From a thermodynamic point of view, glass is a frozen, supercooled melt. The surface of just solidified glass can be as smooth as that of a solidified liquid. The roughness of flat glass is as low as 0.2 nm. Even such small irregularities, however, can be made visible with special microscopes. The structure of surfaces is generally of great importance, as these define the interfaces between the glass and the environment or coating.
The analysis of surfaces is also a focal point for Keylab Glass Technology. The properties of juvenile glass surfaces and their changes due to shaping, coating or storage, for example, are investigated both on model glasses and on technical products such as beverage bottles, glass tubes or crystal glasses.

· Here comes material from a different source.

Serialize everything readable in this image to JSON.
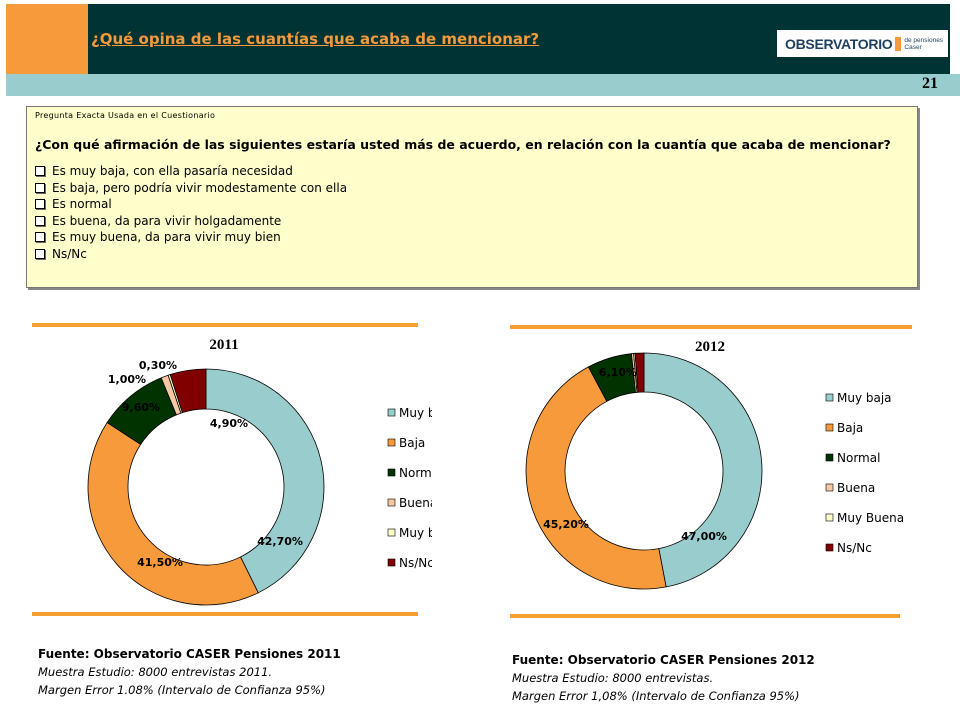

The special features of glass, an electrically non-conductive material (at low temperatures), require special analysis methods, sample preparation and measuring equipment. The measuring methods used include conventional light and electron microscopy, ellipsometry, reflectometry, FTIR, plasma and Raman spectroscopy, X-ray diffraction and profilometry, field emission scanning electron microscopy (FE-REM) with energy dispersive element analysis (EDX), atomic force microscopy (AFM), and chemical depth profile analysis with photoelectron spectroscopy (XPS), Auger electron microscopy, and secondary ion mass spectrometry (SIMS), among others.
A wide range of materials science and physical investigation methods such as dilatometers, tribometers, micro-hardness measurement, dynamic mechanical and thermo-mechanical analysis, thermogravimetry, gas and mercury porosimetry, and nuclear magnetic resonance measurement are available for determining volume properties.
Manufacturing and processing processes are examined with thermography and high-speed cameras, among others.